The original story could also be digested as euro centric Airbus agitprop. Without a detailed look at the alleged problems cited by KLM, how are we to know the truth? Anyone care to take a stab at investigative journalism?
It didn't make sense to me either, so I took a stab at it.
Turns out the story on the dutch website cited by airlinerwatch was not sourced from a news release, interview, or inquiry... by, of, or to KLM. The info came from Boeing, who solicited it from KLM as part of their routine aircraft delivery and customer sign off process.
So basically we are supposed to believe that KLM would write "the quality control at the Boeing's Charleston factory is far below the acceptable standards" on the receipt for a new airplane.
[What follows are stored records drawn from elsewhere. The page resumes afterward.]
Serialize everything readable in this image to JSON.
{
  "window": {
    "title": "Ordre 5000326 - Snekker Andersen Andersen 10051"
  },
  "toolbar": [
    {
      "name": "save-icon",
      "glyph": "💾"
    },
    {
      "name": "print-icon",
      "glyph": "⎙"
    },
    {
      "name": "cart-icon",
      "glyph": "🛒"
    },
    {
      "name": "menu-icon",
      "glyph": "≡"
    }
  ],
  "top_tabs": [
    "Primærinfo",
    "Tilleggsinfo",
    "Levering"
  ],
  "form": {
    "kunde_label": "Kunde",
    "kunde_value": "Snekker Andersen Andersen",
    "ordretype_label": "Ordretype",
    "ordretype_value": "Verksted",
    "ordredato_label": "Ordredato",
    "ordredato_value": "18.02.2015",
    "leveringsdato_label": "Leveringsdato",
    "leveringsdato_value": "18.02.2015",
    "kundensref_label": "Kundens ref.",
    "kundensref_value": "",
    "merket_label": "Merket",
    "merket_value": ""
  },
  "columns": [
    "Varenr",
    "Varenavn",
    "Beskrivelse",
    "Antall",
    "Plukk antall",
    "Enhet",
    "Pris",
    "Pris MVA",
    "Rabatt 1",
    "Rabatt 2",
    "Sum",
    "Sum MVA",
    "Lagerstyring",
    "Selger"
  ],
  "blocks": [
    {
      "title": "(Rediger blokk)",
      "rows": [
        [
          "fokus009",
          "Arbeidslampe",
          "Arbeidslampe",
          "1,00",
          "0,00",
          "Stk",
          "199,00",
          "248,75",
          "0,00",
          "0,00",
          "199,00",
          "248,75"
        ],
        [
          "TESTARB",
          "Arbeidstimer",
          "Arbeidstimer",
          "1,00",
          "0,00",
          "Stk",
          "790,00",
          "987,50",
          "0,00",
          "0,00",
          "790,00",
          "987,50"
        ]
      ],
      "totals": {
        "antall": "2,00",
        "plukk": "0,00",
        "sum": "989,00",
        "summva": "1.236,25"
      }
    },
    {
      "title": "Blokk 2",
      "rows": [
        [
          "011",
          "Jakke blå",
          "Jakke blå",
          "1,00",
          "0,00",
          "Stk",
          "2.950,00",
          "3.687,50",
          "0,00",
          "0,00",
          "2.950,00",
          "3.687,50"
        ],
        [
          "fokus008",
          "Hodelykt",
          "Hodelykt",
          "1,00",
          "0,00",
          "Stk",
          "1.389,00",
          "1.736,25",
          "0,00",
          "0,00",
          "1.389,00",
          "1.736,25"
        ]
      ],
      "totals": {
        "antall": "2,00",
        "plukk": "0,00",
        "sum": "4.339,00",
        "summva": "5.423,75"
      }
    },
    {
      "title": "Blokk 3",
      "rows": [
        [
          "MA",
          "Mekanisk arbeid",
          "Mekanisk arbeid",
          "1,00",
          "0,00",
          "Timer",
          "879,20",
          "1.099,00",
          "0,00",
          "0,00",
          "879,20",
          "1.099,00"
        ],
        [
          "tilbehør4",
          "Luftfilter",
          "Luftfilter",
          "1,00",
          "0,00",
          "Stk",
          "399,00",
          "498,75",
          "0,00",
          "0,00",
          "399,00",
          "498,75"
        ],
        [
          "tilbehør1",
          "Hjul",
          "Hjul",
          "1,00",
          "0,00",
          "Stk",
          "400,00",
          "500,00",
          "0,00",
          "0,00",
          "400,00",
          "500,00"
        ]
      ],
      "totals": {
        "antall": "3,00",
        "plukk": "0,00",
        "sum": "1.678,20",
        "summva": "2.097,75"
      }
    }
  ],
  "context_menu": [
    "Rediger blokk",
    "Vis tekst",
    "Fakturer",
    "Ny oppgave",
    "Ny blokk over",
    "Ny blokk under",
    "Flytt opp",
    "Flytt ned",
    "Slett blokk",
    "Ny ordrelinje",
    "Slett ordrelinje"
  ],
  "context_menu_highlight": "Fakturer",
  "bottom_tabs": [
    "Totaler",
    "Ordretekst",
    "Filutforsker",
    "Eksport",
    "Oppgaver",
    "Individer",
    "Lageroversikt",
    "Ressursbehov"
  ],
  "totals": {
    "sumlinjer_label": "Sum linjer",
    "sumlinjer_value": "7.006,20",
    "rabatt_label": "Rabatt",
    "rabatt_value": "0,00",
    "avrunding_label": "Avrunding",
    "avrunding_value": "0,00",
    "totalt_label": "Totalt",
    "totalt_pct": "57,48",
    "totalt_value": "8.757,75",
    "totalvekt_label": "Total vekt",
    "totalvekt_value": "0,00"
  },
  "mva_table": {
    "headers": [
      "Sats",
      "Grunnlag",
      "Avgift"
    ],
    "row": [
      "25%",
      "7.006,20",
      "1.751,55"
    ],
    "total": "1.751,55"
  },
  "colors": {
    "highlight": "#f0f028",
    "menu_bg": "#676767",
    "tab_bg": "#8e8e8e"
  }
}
I, for one, am not that stupid. Routine problems identified and fixed as part of the routine aircraft delivery process. Anything can be weaponized into propaganda these days. People around here just eat it up.
I have been down-voted twice in the last two threads that I have participated in. I failed to realize that Flight Aware is just another tool of the growing socialist movement. Down-voting has always been a way of silencing those you disagree with in Communist societies. Who the hell needs my opinions anyway? Adios muchachos.
Don't feel too bad, I few comments up I've been down voted so many times that you now have to click to see...my question. I'm probably not the first guy in the gulag for asking questions, and probably won't be the last.
I can't help but wonder about employees who complain about poor workmanship in their own products. If I did a crappy job, or observed my co-worker(s) doing one without saying anything, I sure wouldn't brag about it.